You can always calm down in a forest. But what if these kinds of sensory effects were also available in a therapeutic virtual reality that guides our emotions? In an environment where you could choose what kind of negative or unpleasant emotion you want to get rid of? This futuristic vision is now becoming reality.
In central Lohja, in his office on the ground floor of an apartment building, digital artist Tomi Paijo is putting the finishing touches to a virtual experience that is meant to be both calming and energizing. Paijo gives me a sturdy VR headset that is connected to his computer, and starts Binaural Odyssey. The dimly lit office disappears, as the journey to the world of binaural sound and fascinating, floating shapes and colours begins.
–The virtual world reacts to the eyes of the viewer and creates visual shapes from whichever direction the user looks at. This also tests the reactivity between the user and the VR world.
The aim of Binaural Odyssey is to create and guide the user’s emotions.
– This project, created together with Yle Sandbox, looks into how virtual reality can be used to stimulate the user’s senses.
– Where is the line of sensory stimulus? Can auditory and visual stimuli have a therapeutic effect? How about meditation? Exaltation? Binaural Odyssey also includes some psychedelic features without causing physical nausea, apart from maybe for the most highly sensitive people, Paijo says.
The project has been made on Unreal Engine, which according to Paijo shows that game engines can be used to create independent art without any gaming context. Abstract colours, lights and sounds surround the user in a way that traditional visual arts cannot possibly achieve. The project shows the potential of new technologies as an art form. According to Paijo, it will be interesting to see what kind of experiences these technologies can be used to create when they are released from serving the gaming industry and used to produce for example art and therapy.
Artistic experience or therapy?
But can senses really be affected in a virtual world? Yes, says Kaija Puura, professor in child psychology in the University of Tampere.
Studies have shown that music and different visual elements, such as nature photos, can have a calming effect on the mind and body.
– In a virtual environment, vision can be utilized for example by having the user watch an image that grows and diminishes in the rhythm of their breathing in order to support focusing on the breathing. We also want to test whether speech, meant to be relaxing and meditative, is more effective in a virtual environment. It would also be interesting to see if a binaural audio stimulus can be as relaxing without speech.
Kaija Puura’s test ground is the sensory room that utilizes virtual reality and was built in the Tampere University Hospital early 2020.
Immersion – the feeling of being there
And this is the gist of virtual reality – in virtual reality, you are transferred to a perfectly immersive world, almost another reality, where you can truly feel you are actually there.
However, Markku Turunen professor of interactive technology in University of Tampere points out that VR technology is still in development. It does have great potential, but it also has flaws. For example, there are varying kinds of VR headsets, and many of them are lacking in features.
Researchers are working on these problems, and Turunen believes the technological quality of headsets will improve drastically already in the near future.
The technology is already advanced enough to create VR content, and it’s mostly created for gaming industry and education.

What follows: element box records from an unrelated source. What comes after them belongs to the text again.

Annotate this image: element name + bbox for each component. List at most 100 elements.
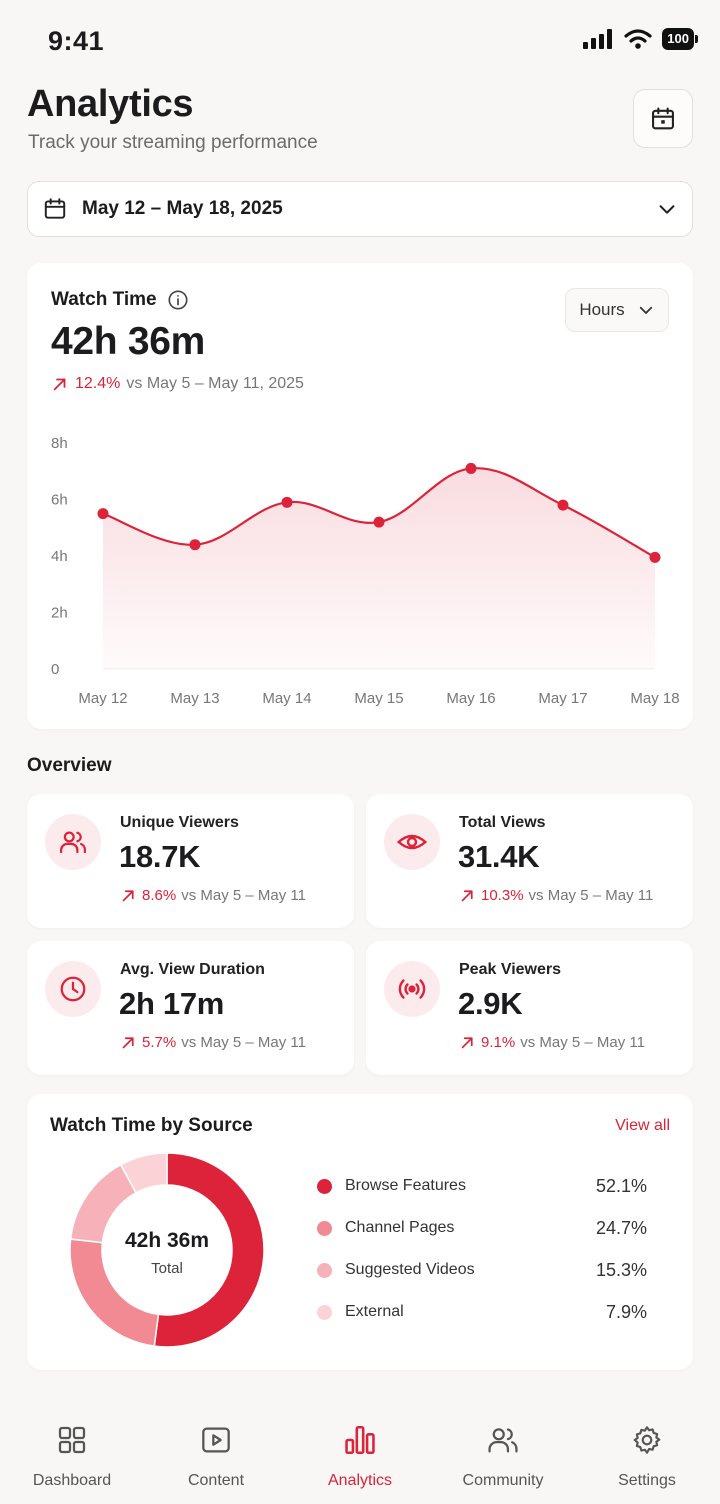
stat-change-ref: vs May 5 – May 11	[528, 887, 654, 904]
stat-card-peak-viewers[interactable]: Peak Viewers 2.9K 9.1% vs May 5 – May 11	[366, 941, 693, 1075]
bottom-tab-bar: Dashboard Content Analytics Community	[0, 1400, 720, 1504]
tab-label: Dashboard	[32, 1472, 112, 1489]
stat-label: Total Views	[459, 814, 546, 831]
legend-pct: 15.3%	[595, 1259, 647, 1280]
unit-select[interactable]: Hours	[565, 288, 669, 332]
play-icon	[202, 1427, 230, 1453]
stat-change: 5.7% vs May 5 – May 11	[120, 1034, 306, 1051]
trend-up-icon	[122, 1037, 134, 1049]
legend-pct: 24.7%	[595, 1217, 647, 1238]
tab-analytics[interactable]: Analytics	[295, 1400, 425, 1490]
source-donut-chart	[69, 1152, 265, 1348]
legend-name: Channel Pages	[345, 1219, 455, 1236]
x-tick-label: May 14	[262, 690, 311, 707]
legend-name: External	[345, 1303, 404, 1320]
stat-change-pct: 5.7%	[142, 1034, 177, 1051]
chart-data-point	[281, 496, 293, 508]
x-tick-label: May 16	[446, 690, 495, 707]
legend-dot	[317, 1304, 332, 1320]
chart-data-point	[649, 551, 661, 563]
calendar-icon	[652, 106, 674, 129]
stat-change-pct: 9.1%	[481, 1034, 516, 1051]
y-tick-label: 6h	[51, 492, 68, 509]
date-range-select[interactable]: May 12 – May 18, 2025	[27, 181, 693, 237]
legend-dot	[317, 1262, 332, 1278]
donut-slice	[119, 1152, 168, 1194]
donut-center-label: Total	[151, 1260, 183, 1277]
legend-item: Browse Features 52.1%	[317, 1174, 647, 1198]
stat-card-total-views[interactable]: Total Views 31.4K 10.3% vs May 5 – May 1…	[366, 794, 693, 928]
users-icon	[488, 1428, 518, 1453]
x-tick-label: May 13	[170, 690, 219, 707]
y-tick-label: 2h	[51, 605, 68, 622]
stat-change-ref: vs May 5 – May 11	[520, 1034, 645, 1051]
tab-settings[interactable]: Settings	[582, 1400, 712, 1490]
y-tick-label: 4h	[51, 548, 68, 565]
watch-time-chart: 0 2h 4h 6h 8h May 12 May 13 May 14 May 15 May 16 M…	[51, 435, 680, 707]
chart-area-fill	[103, 468, 655, 669]
stat-card-unique-viewers[interactable]: Unique Viewers 18.7K 8.6% vs May 5 – May…	[27, 794, 354, 928]
stat-change: 8.6% vs May 5 – May 11	[120, 887, 306, 904]
view-all-link[interactable]: View all	[615, 1117, 670, 1134]
tab-label: Settings	[618, 1472, 676, 1489]
watch-time-title-row: Watch Time	[51, 289, 189, 311]
watch-time-change: 12.4% vs May 5 – May 11, 2025	[51, 375, 304, 393]
stat-change: 10.3% vs May 5 – May 11	[459, 887, 653, 904]
chart-data-point	[465, 462, 477, 474]
clock-icon	[60, 976, 86, 1002]
stat-icon-wrap	[384, 961, 440, 1017]
stat-icon-wrap	[45, 961, 101, 1017]
legend-pct: 7.9%	[605, 1301, 647, 1322]
legend-item: Suggested Videos 15.3%	[317, 1258, 647, 1282]
legend-item: External 7.9%	[317, 1300, 647, 1324]
tab-label: Analytics	[327, 1472, 393, 1489]
overview-title: Overview	[27, 755, 112, 776]
legend-dot	[317, 1178, 332, 1194]
trend-up-icon	[53, 378, 66, 391]
watch-time-card: Watch Time Hours 42h 36m 12.4% vs May 5 …	[27, 263, 693, 729]
chart-data-point	[373, 516, 385, 528]
broadcast-icon	[398, 979, 426, 999]
stat-change: 9.1% vs May 5 – May 11	[459, 1034, 645, 1051]
tab-dashboard[interactable]: Dashboard	[7, 1400, 137, 1490]
stat-value: 31.4K	[458, 839, 540, 874]
date-range-value: May 12 – May 18, 2025	[82, 198, 283, 219]
x-tick-label: May 15	[354, 690, 403, 707]
page-subtitle: Track your streaming performance	[28, 132, 318, 153]
tab-community[interactable]: Community	[438, 1400, 568, 1490]
stat-label: Peak Viewers	[459, 961, 562, 978]
watch-time-change-ref: vs May 5 – May 11, 2025	[126, 375, 304, 392]
gear-icon	[633, 1426, 661, 1454]
legend-item: Channel Pages 24.7%	[317, 1216, 647, 1240]
calendar-button[interactable]	[633, 89, 693, 148]
battery-indicator: 100	[662, 28, 698, 50]
stat-label: Avg. View Duration	[120, 961, 265, 978]
users-icon	[60, 831, 86, 854]
x-tick-label: May 12	[78, 690, 127, 707]
status-time: 9:41	[48, 26, 105, 56]
status-bar: 9:41 100	[0, 0, 720, 84]
stat-icon-wrap	[45, 814, 101, 870]
eye-icon	[396, 834, 428, 850]
trend-up-icon	[461, 890, 473, 902]
stat-card-avg-view-duration[interactable]: Avg. View Duration 2h 17m 5.7% vs May 5 …	[27, 941, 354, 1075]
tab-label: Community	[462, 1472, 544, 1489]
watch-time-value: 42h 36m	[51, 320, 205, 363]
stat-change-ref: vs May 5 – May 11	[181, 887, 306, 904]
watch-time-title: Watch Time	[51, 289, 157, 310]
x-tick-label: May 17	[538, 690, 587, 707]
wifi-icon	[624, 28, 652, 49]
stat-change-pct: 10.3%	[481, 887, 524, 904]
y-tick-label: 0	[51, 661, 59, 678]
tab-content[interactable]: Content	[151, 1400, 281, 1490]
donut-slice	[153, 1152, 265, 1348]
chevron-down-icon	[659, 205, 675, 214]
legend-pct: 52.1%	[595, 1175, 647, 1196]
chevron-down-icon	[639, 306, 652, 314]
stat-value: 2.9K	[458, 986, 523, 1021]
stat-label: Unique Viewers	[120, 814, 239, 831]
info-icon[interactable]	[167, 289, 189, 311]
legend-dot	[317, 1220, 332, 1236]
status-icons: 100	[583, 28, 698, 50]
x-tick-label: May 18	[630, 690, 679, 707]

– There are a lot of possibilities and potential. However, Turunen points out, we have to be a bit more careful moving forward in this field, as there are risks involved in not knowing about the dangers of long-term use. Therefore, we need studies and tests that will provide information on both the positive and negative effects of virtual reality.
Why should sounds and images be a part of virtual reality?
– Virtually, we can create safe ”training environments” where people can face for example their fears knowing that it’s always possible to leave the situation as well as return to it as many times as needed. Because the virtual situation can be recreated repeatedly exactly the same way, it’s easier for the user to become aware of their own dysfunctional behaviour and learn a new behavioural pattern when controlling anxiety or aggression, for example, says Puura.
Veikko Surakka, professor of interactive technology, observes Katri Salminen, who has donned VR gear. The photo aims to show what the VR user sees when operating in virtual reality.
Let’s return to Lohja and Paijo’s office. What are his hopes for the future of virtual reality?
– The Binaural Odyssey could be developed in two ways.
In the future, it could be possible to measure the bodily reactions of the subject and then ”feed” them back in the ”virtual piece of art”. The experience would depend on the reactions of the human body, and it could be guided in the wanted direction.
Another fascinating possibility, according to Paijo, would be a communal experience where a group of people would experience Binaural Odyssey together while guiding it together, interactively.
Do you own a VR set connected to your PC? Try a virtual journey in the world of binaural sounds and moving shapes. Download Binaural Odyssey on Steam and answer the survey of University of Tampere faculty of interactive technology on how Binaural Odyssey relaxed you and eased your stress.
– The survey will provide basic information on how the users subjectively experience the virtual world. Based on that, we can see whether we are on the right path or whether there is something we need to develop further in order to make the experience truly immersive, Turunen says.